In practice, the deep pinning of the kind you're talking about can only really scale up to the root CAs. They have certificates that are very long lasting and extremely heavily protected on the other end (the private keys are probably kept on isolated systems) and yet their updates are still a PITA. Everything else uses derived certificates, virtually always derived through a chain of other CAs since that greatly simplifies operations. (Basically, a security breach at a CA is bad enough but not actually catastrophic precisely because the private keys of the root certificates aren't available and the operations can be rebuilt.)
It's possible to provide a system in browsers to warn of a site's certificate changing, but I'm not sure how much benefit it provides for anyone not interested in ubernerding over certificate management changes. That'd be like being a trainspotter except for website management. :too_nerdy_for_me:
-
@ben_lubar said in From the people who brought you "referer"...:
no API has ever been disallowed on non-HTTPS sites after being allowed there in a released version of a major browser. They're not going to break existing sites with this.

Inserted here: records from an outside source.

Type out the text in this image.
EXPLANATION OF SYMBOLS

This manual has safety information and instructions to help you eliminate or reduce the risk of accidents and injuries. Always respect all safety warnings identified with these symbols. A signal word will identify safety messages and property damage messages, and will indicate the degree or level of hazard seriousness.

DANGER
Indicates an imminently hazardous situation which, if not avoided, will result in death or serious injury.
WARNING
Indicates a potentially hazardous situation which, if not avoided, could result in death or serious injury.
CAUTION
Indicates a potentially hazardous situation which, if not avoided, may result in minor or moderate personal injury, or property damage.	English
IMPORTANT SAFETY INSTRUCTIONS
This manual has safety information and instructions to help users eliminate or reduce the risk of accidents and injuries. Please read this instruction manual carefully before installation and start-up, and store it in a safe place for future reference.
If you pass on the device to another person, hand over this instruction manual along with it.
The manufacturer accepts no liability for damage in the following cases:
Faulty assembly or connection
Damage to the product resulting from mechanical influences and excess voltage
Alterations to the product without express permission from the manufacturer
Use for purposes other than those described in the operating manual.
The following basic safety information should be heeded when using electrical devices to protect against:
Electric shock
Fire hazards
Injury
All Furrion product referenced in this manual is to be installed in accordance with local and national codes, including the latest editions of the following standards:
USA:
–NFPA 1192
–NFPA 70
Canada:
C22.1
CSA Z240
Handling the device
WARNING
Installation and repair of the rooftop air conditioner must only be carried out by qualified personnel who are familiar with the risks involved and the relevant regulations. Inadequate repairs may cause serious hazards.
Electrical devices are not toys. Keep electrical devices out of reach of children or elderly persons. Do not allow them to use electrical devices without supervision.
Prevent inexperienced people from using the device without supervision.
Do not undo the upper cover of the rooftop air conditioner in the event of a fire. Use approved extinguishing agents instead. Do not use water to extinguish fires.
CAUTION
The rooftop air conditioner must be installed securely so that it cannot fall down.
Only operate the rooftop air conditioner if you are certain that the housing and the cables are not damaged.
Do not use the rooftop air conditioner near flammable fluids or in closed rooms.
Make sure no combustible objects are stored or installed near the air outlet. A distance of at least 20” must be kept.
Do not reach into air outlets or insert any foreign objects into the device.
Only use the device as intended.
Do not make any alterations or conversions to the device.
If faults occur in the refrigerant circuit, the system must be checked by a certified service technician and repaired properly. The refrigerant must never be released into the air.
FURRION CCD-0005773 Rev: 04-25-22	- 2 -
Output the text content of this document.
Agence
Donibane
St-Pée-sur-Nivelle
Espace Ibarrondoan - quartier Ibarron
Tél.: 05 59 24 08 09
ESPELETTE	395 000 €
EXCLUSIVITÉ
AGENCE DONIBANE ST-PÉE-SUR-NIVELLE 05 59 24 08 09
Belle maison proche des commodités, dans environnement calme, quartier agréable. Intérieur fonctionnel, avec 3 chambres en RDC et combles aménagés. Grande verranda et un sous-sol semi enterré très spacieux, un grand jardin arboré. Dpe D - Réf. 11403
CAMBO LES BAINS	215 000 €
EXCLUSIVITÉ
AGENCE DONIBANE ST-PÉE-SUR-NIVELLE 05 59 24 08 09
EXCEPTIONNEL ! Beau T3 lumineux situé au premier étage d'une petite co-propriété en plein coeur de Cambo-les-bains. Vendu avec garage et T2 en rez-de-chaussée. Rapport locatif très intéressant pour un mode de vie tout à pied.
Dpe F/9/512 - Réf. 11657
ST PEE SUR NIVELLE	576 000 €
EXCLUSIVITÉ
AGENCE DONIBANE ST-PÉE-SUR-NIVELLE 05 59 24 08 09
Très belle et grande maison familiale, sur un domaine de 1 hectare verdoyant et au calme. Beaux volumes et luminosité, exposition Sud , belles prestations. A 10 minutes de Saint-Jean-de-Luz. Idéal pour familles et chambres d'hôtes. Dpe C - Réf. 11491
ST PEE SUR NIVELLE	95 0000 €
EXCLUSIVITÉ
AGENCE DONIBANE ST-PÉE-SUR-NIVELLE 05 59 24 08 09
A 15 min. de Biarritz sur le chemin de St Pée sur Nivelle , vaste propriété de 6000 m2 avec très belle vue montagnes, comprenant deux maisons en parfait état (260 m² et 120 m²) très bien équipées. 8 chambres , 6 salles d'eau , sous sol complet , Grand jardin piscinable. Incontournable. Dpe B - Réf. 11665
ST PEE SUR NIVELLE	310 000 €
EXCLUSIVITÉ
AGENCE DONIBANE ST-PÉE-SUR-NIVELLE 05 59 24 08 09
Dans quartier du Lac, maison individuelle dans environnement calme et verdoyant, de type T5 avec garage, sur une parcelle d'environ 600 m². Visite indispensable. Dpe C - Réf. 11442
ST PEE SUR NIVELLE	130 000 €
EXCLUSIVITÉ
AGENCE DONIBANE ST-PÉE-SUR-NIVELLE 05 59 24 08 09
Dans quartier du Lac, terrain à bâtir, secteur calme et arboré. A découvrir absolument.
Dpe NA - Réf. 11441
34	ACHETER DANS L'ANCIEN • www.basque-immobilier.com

That is not correct. Chrome and Firefox already have disabled several APIs on insecure origins (e.g. Geolocation, AppCache) and are deprecating/disabling additional ones:
Firefox bug to "https-everything", including a number of APIs being affected
-
@el_heffe said in From the people who brought you "referer"...:
@gąska said in From the people who brought you "referer"...:
- You don't make websites in Word. You make them in FrontPage.
Word has the ability to create a document and save it as HTML, which absolutely 1000% guarantees that there are people using Word to create web pages.
Since my company also runs
spam delivery serviceemail advertisement sending network, I can tell you that half of our client uses Word to create their EDM that we re-process to something that can work on mail clients or webmail sites.
-
-
@blakeyrat said in From the people who brought you "referer"...:
You sure are convincing me that this isn't a "high priesthood of technology" issue. Good job.
What the fuck?
Just to make sure your brain didn't suddenly develop some sort of growth, please confirm that you are in fact saying that in your original example of some idiot with an FTP client and a copy of Word being able to use those two things to create a website, that said idiot would be writing any JS whatsoever, let alone background workers and caching.
-
@gąska said in From the people who brought you "referer"...:
the general public is currently conditioned to look for green padlock specifically.
where have you pulled that ass-umption from? :P in my experience, the general public doesn't even notice the UI.
-
@lorne-kates said in From the people who brought you "referer"...:
Bitch bitch bitch. Browsers are open source. Make your own.
You know, any widget toolkit lets you stick a webview and a textbox to type in URLs inside a window in like 10 minutes. That's 70% of Chrome's interface done.